The URL Crawler project template is used to crawl a set of seed URLs following all links on the retrieved web pages down to the predefined link depth.
The final result of the URL Crawler comprises the HTML content of all crawled web pages or the extracted text of PDF or Office documents, in case crawled
URLs pointed to non-HTML documents.
The content of all crawled URLs can either be exported from the Content Viewer in the Management Console
or can be retrieved by REST call to the Webservice API
Step 1 of 3
Create a New Project from Template URL Crawler
You can build different URL Crawlers by targeting them at different websites or you mix a URL Crawler with other project types.
The number of projects and what project types you choose is limited by the number of projects available in your account model.
Right click the root node in the project tree and choose new project,
then enter a name for your new project.
The project dialog opens and you can select the type of the project from the available templates.

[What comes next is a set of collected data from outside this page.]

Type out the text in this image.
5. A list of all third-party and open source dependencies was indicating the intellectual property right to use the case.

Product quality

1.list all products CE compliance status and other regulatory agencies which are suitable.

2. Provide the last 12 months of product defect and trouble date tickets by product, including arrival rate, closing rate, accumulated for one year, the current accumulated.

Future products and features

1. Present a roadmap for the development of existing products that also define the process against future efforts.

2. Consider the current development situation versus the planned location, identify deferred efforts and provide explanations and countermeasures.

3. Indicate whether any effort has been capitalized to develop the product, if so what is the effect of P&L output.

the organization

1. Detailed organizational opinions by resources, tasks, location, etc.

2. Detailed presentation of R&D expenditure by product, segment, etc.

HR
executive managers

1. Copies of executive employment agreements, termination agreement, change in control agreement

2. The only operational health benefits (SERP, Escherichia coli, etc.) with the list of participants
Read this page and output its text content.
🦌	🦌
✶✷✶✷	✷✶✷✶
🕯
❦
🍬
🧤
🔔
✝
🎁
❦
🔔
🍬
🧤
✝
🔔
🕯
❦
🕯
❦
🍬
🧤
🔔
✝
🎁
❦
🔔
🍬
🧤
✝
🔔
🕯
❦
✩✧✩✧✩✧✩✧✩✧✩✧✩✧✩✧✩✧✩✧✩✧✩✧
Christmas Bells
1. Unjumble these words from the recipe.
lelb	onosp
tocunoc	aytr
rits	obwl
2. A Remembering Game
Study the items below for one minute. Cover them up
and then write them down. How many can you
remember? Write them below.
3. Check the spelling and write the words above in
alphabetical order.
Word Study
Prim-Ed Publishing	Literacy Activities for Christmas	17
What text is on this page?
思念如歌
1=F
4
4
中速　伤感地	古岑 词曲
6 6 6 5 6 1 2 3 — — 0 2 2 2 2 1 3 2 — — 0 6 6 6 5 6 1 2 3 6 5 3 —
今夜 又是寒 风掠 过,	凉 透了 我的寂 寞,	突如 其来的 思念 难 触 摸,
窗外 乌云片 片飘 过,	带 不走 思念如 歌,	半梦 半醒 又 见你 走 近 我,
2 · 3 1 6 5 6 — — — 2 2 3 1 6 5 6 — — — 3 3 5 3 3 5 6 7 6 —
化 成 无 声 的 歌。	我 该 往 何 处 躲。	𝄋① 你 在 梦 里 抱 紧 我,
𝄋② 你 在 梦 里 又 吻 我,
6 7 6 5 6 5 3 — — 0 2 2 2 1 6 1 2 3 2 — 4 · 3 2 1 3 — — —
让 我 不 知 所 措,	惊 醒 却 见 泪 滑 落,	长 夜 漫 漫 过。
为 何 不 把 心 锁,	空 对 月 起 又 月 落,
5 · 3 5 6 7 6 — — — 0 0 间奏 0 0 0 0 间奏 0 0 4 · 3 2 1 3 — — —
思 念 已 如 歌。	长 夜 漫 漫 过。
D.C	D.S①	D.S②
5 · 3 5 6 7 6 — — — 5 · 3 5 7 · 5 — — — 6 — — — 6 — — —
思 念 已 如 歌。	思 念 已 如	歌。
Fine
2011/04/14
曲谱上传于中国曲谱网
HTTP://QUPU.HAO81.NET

From time to time there will be new templates available, about which you will be informed by email.
Now enter a description and hit save.
Your URL Crawler Is Ready!
In the project tree you can now see your new project with its three nodes: Seed URLs, Job (URL Crawler) and Crawled content.
Now open the Seed URLs editor by clicking on the Seed URLs node.
Step 2 of 3
Enter Seed URLs for Your Targets
In the Seed URLs editor click the new record button and enter a seed URL for one of your targets.
In our example we chose a sub-section of the American FDA providing information on dietary supplements. By specifying the regular expression (?i)^https://www.fda.gov/Food/DietarySupplements
we make sure, we only accept links that point to pages in this sub-section.
When you are done, hit save record.
Create Multiple Seed URLs
In the Seed URLs editor you can create multiple seed URLs. Different sub-sections on the same server or entirely different websites.
We only specify one seed URL and we also specified a link depth of 1, because we do not want to follow links on pages beyond the first level.
Now close the editor.
Step 3 of 3
Run the Job
Yes, there is not more to do to configure a URL Crawler.
Now right click the job node in the project tree and choose run job immediately.
The job is now started in the background.
See Progress in the Job Logfile
Right click the job node in the project tree and click show log.
By opening the job logfile, you can monitor the progress of the job.
You may want to reload the logfile to see what is going on.
By default, you'll receive an email notification, when the job is finished. So there is no need to constantly monitor the job logfile.
C'est fini - that was it...
...and your data is ready for export.
Open the Crawled content viewer
by clicking on the Crawled content node
in the project tree.
Select the records
you want to export and click the export records
button. The records will be downloaded in the format you specified.
Alternatively you can retrieve the crawled content by querying the Query API
Modify Job Settings
You can modify the settings of the job by opening the job editor.
Right click the job node in the project tree and click edit job.
You can specify a different log level to have a better control during the definition of your URL Crawler. (Be careful as this can become wordy and eat up your disk quota pretty fast.)
Or you check the job series check box - then you will see a scheduler that allows to define job execution times at different intervals.
When you are done, hit the save button.